Lord Justice Ward summarised his judgment in a single, unqualified sentence: “To resort to self help is to take a risk”.
Does a lawyer/client have no defence at all? For data protection offences, acting in the interests of justice is a statutorily recognised defence. Surely acting in the interests of justice must apply here too?
Lord Justice Sedley
Lord Justice Sedley thought that copied documents with the prompt return of the originals would likely “give rise to no appreciable damage”. He also thought that if there was a conflict between Hildebrand and a civil claim, he would expect the law “to choose doing justice between the spouses”.
So all might be well? Perhaps.
Lord Justice Wilson
Lord Justice Wilson fully recognised the serious nature of the problem for practitioners. He expressly disassociated himself from some of the remarks made by Lord Justice Ward.
In particular, His Lordship disagreed that acting in accordance with the Hildebrand Rules would be “to take a risk”. He stated that he would be profoundly opposed to “a co-existence of admissibility of secretly obtained documents in the family court, alongside a civil liability elsewhere”.
From experience, Lord Justice Wilson knows how seriously this would compromise family lawyers, and also appreciates the knock-on effect: potentially, “to disable the courts from discharging their statutory duty”.
He believes that the Hildebrand Rules need to be tested for compatibility with principles in other areas, and “they will withstand the test”. He gives two possible defences: the first that the spouse acting in accordance with Hildebrand had a notional license to do so.
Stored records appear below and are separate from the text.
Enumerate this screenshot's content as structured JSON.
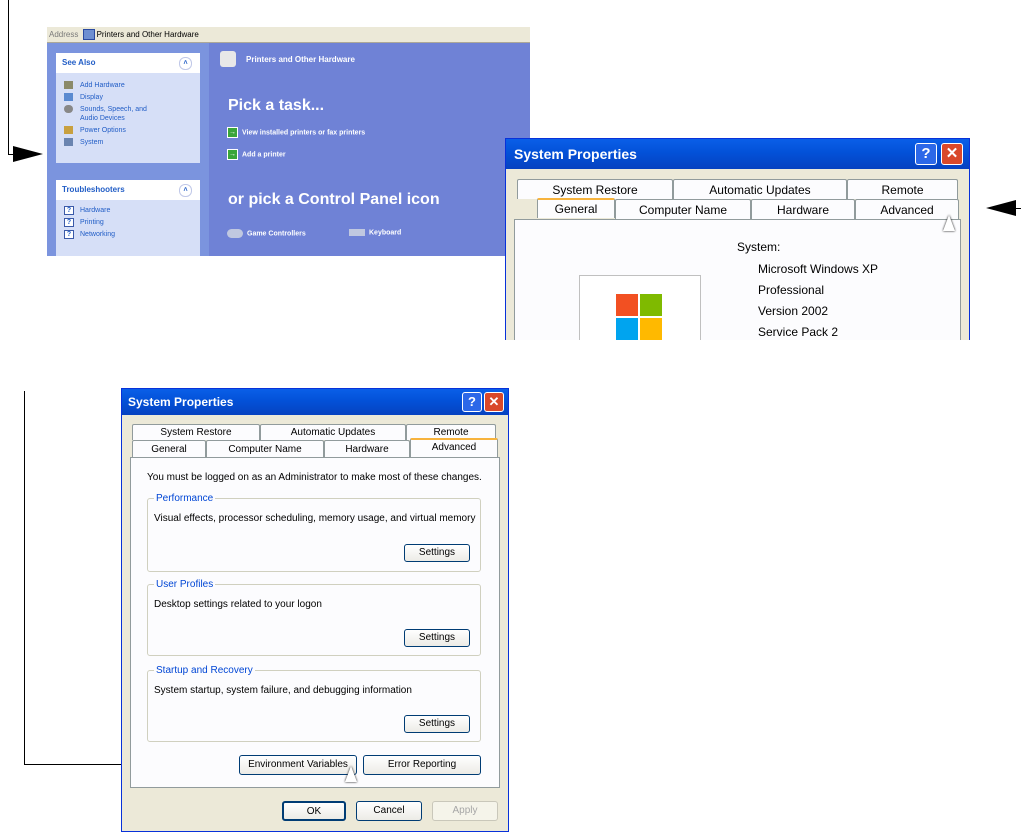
{
  "control_panel": {
    "address_label": "Address",
    "address_value": "Printers and Other Hardware",
    "see_also": {
      "title": "See Also",
      "items": [
        "Add Hardware",
        "Display",
        "Sounds, Speech, and",
        "Audio Devices",
        "Power Options",
        "System"
      ]
    },
    "troubleshooters": {
      "title": "Troubleshooters",
      "items": [
        "Hardware",
        "Printing",
        "Networking"
      ]
    },
    "header_title": "Printers and Other Hardware",
    "pick_task": "Pick a task...",
    "tasks": [
      "View installed printers or fax printers",
      "Add a printer"
    ],
    "pick_icon": "or pick a Control Panel icon",
    "icons": [
      "Game Controllers",
      "Keyboard"
    ]
  },
  "sys_props_top": {
    "title": "System Properties",
    "help_glyph": "?",
    "close_glyph": "✕",
    "tabs_row1": [
      "System Restore",
      "Automatic Updates",
      "Remote"
    ],
    "tabs_row2": [
      "General",
      "Computer Name",
      "Hardware",
      "Advanced"
    ],
    "system_label": "System:",
    "system_lines": [
      "Microsoft Windows XP",
      "Professional",
      "Version 2002",
      "Service Pack 2"
    ]
  },
  "sys_props_bottom": {
    "title": "System Properties",
    "help_glyph": "?",
    "close_glyph": "✕",
    "tabs_row1": [
      "System Restore",
      "Automatic Updates",
      "Remote"
    ],
    "tabs_row2": [
      "General",
      "Computer Name",
      "Hardware",
      "Advanced"
    ],
    "admin_note": "You must be logged on as an Administrator to make most of these changes.",
    "performance": {
      "label": "Performance",
      "desc": "Visual effects, processor scheduling, memory usage, and virtual memory",
      "button": "Settings"
    },
    "user_profiles": {
      "label": "User Profiles",
      "desc": "Desktop settings related to your logon",
      "button": "Settings"
    },
    "startup": {
      "label": "Startup and Recovery",
      "desc": "System startup, system failure, and debugging information",
      "button": "Settings"
    },
    "env_button": "Environment Variables",
    "error_button": "Error Reporting",
    "ok": "OK",
    "cancel": "Cancel",
    "apply": "Apply"
  }
}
The second, that there should be a recognised public policy exception so that the court can perform its duties under the s25 MCA 1973 exercise.
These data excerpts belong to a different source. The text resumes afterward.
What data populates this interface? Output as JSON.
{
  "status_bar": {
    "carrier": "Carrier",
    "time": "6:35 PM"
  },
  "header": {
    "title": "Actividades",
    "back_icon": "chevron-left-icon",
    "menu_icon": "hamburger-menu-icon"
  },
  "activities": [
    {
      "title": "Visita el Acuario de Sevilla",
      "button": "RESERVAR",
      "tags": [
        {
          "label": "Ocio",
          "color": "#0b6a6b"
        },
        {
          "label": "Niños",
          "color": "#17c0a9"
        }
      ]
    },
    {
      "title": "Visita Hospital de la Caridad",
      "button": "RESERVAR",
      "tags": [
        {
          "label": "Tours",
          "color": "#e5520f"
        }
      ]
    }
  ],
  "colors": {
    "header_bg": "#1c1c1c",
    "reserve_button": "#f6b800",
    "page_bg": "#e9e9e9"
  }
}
Courts charged with Hildebrand cases: in practice
In J v V 2004 (1 FLR 1042), Mr Justice Coleridge found that the use of Hildebrand documents was “perfectly permissible, subject to certain conditions as to early revelation to the party who owns the documents….absent these documents the picture of the husband’s finances would be even more incomplete …I find the wife’s conduct entirely understandable justified and above criticism”.
So that’s fine in the family law courts, but seemingly not fine in civil law.
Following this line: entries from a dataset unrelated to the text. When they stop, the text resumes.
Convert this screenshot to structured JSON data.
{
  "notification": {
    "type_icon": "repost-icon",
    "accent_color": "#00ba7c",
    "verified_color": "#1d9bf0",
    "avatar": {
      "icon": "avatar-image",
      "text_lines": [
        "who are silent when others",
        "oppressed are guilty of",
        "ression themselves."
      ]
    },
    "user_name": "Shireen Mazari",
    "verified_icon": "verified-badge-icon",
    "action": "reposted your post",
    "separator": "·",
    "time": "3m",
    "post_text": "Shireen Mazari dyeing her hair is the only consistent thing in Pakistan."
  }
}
I agree with Lord Justice Wilson that a suitable test case is required (i.e. where the acts complained of accord with the Hildebrand Rules). I would very much wish to see the legal position clarified and family practitioners cleared to advise their clients without worrying about being sued by vengeful opponents with money to burn.
However, I’m struggling to think of any practitioner who would ever wish to be that most unfortunate of guinea pigs. No-one springs to mind!
I hope that our respective professional bodies will give this problem their urgent attention.